Reginald Maxwell Woolley
The Gilbertine Rite. Volume I Containing (i) the Ordinal and (ii) the Office of St Gilbert
Henry Bradshaw Society, 1921; digitally remastered 2010
Reginald Maxwell Woolley
The Gilbertine Rite. Volume II Containing (i) the Kalendar and (ii) the Missal
Henry Bradshaw Society, 1922; digitally remastered 2010
These are two somewhat esoteric (print-on-demand) paperback volumes which have been on my wanted list for several years and which I was given for Christmas.

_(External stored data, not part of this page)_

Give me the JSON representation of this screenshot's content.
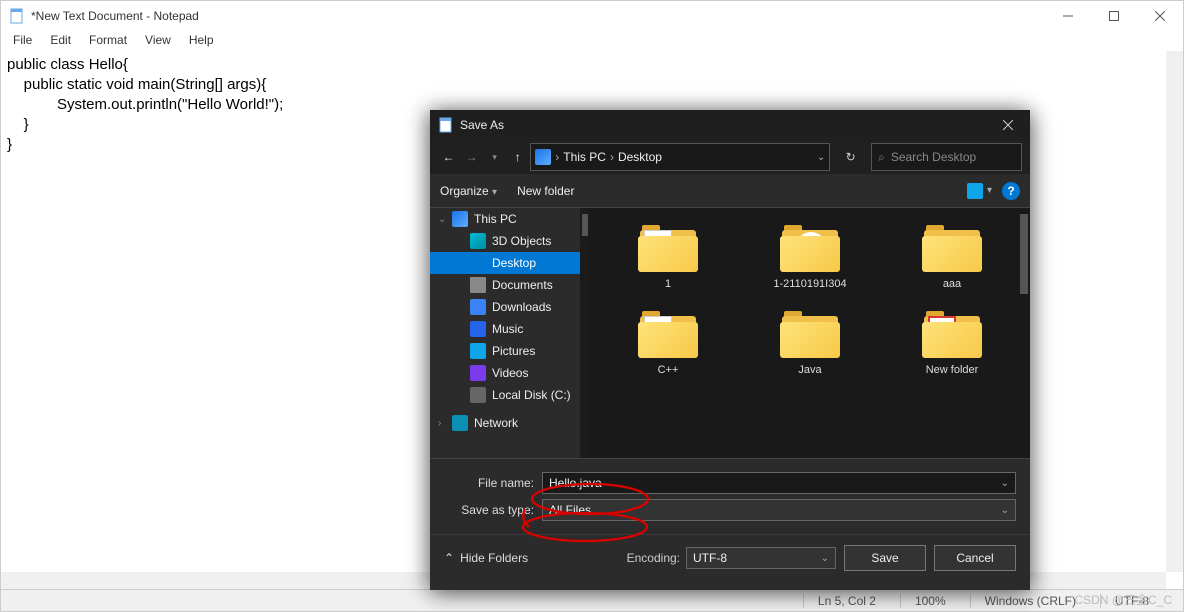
{
  "notepad": {
    "title": "*New Text Document - Notepad",
    "menu": {
      "file": "File",
      "edit": "Edit",
      "format": "Format",
      "view": "View",
      "help": "Help"
    },
    "code_l1": "public class Hello{",
    "code_l2": "    public static void main(String[] args){",
    "code_l3": "            System.out.println(\"Hello World!\");",
    "code_l4": "    }",
    "code_l5": "}",
    "status": {
      "pos": "Ln 5, Col 2",
      "zoom": "100%",
      "eol": "Windows (CRLF)",
      "enc": "UTF-8"
    }
  },
  "saveas": {
    "title": "Save As",
    "path": {
      "root": "This PC",
      "folder": "Desktop"
    },
    "search_placeholder": "Search Desktop",
    "toolbar": {
      "organize": "Organize",
      "newfolder": "New folder"
    },
    "tree": {
      "thispc": "This PC",
      "3d": "3D Objects",
      "desktop": "Desktop",
      "documents": "Documents",
      "downloads": "Downloads",
      "music": "Music",
      "pictures": "Pictures",
      "videos": "Videos",
      "localdisk": "Local Disk (C:)",
      "network": "Network"
    },
    "files": [
      {
        "name": "1"
      },
      {
        "name": "1-2110191I304"
      },
      {
        "name": "aaa"
      },
      {
        "name": "C++"
      },
      {
        "name": "Java"
      },
      {
        "name": "New folder"
      }
    ],
    "form": {
      "filename_lbl": "File name:",
      "filename_val": "Hello.java",
      "savetype_lbl": "Save as type:",
      "savetype_val": "All Files"
    },
    "footer": {
      "hide": "Hide Folders",
      "encoding_lbl": "Encoding:",
      "encoding_val": "UTF-8",
      "save": "Save",
      "cancel": "Cancel"
    }
  },
  "watermark": "CSDN @三金C_C"
}
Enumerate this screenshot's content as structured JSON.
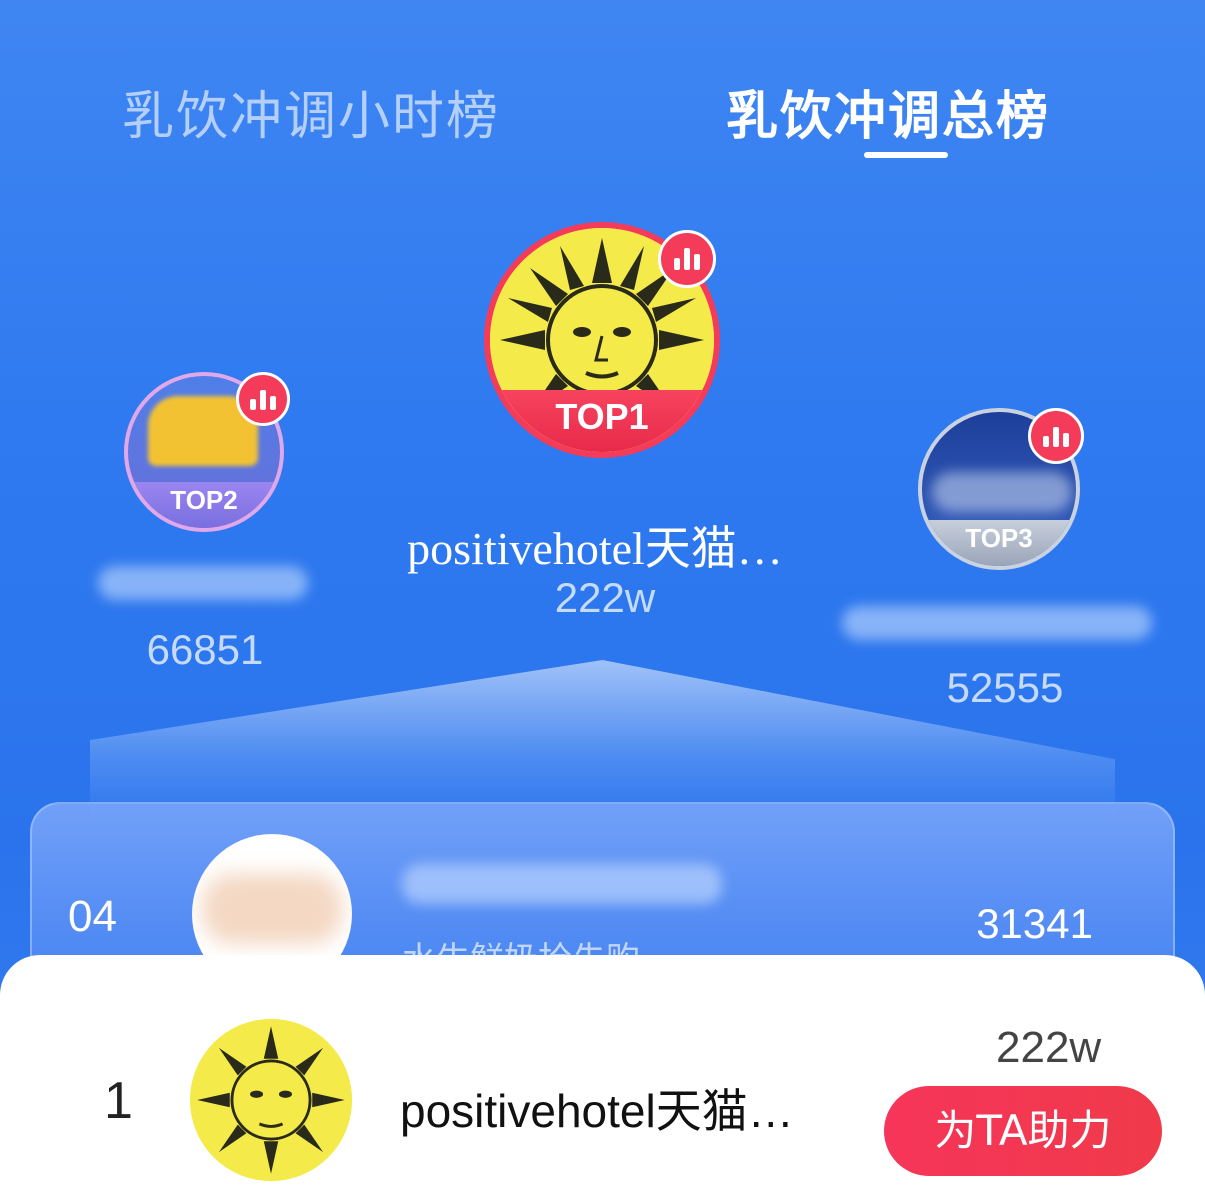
{
  "tabs": {
    "hourly": "乳饮冲调小时榜",
    "total": "乳饮冲调总榜"
  },
  "podium": {
    "first": {
      "rank_label": "TOP1",
      "name": "positivehotel天猫…",
      "score": "222w"
    },
    "second": {
      "rank_label": "TOP2",
      "name": "",
      "score": "66851"
    },
    "third": {
      "rank_label": "TOP3",
      "name": "",
      "score": "52555"
    }
  },
  "list": [
    {
      "rank": "04",
      "name": "",
      "subtitle": "水牛鲜奶抢先购",
      "score": "31341"
    }
  ],
  "my_store": {
    "rank": "1",
    "name": "positivehotel天猫…",
    "score": "222w",
    "help_button": "为TA助力"
  },
  "icons": {
    "hot_badge": "bar-chart-icon",
    "store_logo": "sun-face-logo"
  },
  "colors": {
    "background": "#2f7af0",
    "badge": "#f43b5a",
    "button": "#f6355a"
  }
}
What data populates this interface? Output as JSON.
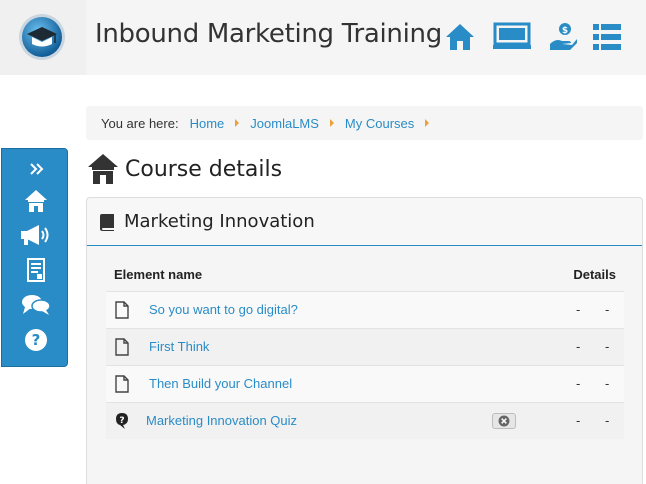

The Gilbertines were an interesting monastic order, founded on a Cistercian model in 1130 by St Gilbert of Sempringham — Sempringham in Lincolnshire being their head house. They were the only entirely English monastic order, ultimately with 26 houses which survived until the Dissolution of the Monasteries in the 16th century — whereupon Robert Holgate (right), the last Master of the Order became Bishop of Llandaff and in 1545 Archbishop of York.
The Gilbertines are interesting also because most of their monastic houses were mixed, although the monks and nuns did live in separate houses. It is also known from damage to the excavated skeletons of monks and from some of the few remaining records that the monks played football.
These two volumes reconstruct from several remaining medieval Gilbertine liturgical manuscripts the monastic rites of the Gilbertine Order. Volume I contains an introduction of some 45 pages which details the layout of the documents and discusses their dating in much detail.
The remainder of volume I and the whole of volume II (around 400 pages in total) consist of a straight transcription of the Latin text of the documents. There is no English translation, so one is reliant on one’s poor, 50 year old school Latin and some remaining knowledge of the rites of the Catholic Church to divine what is going on. And like all missals it takes quite a bit of working out what actually fits with what; nothing is linear and common sections appear just the once.
Have I read all of these two volumes? Well I’ve read the whole of the introduction, but sadly my Latin just isn’t good enough for the liturgy, although I have looked at large parts of the volumes and worked out roughly what’s going on.
They are really only for anyone with an interest in liturgy, the Gilbertines or medieval ecclesiastical history — and someone with a good grasp of medieval Latin.
Nevertheless they are nice, esoteric things to have!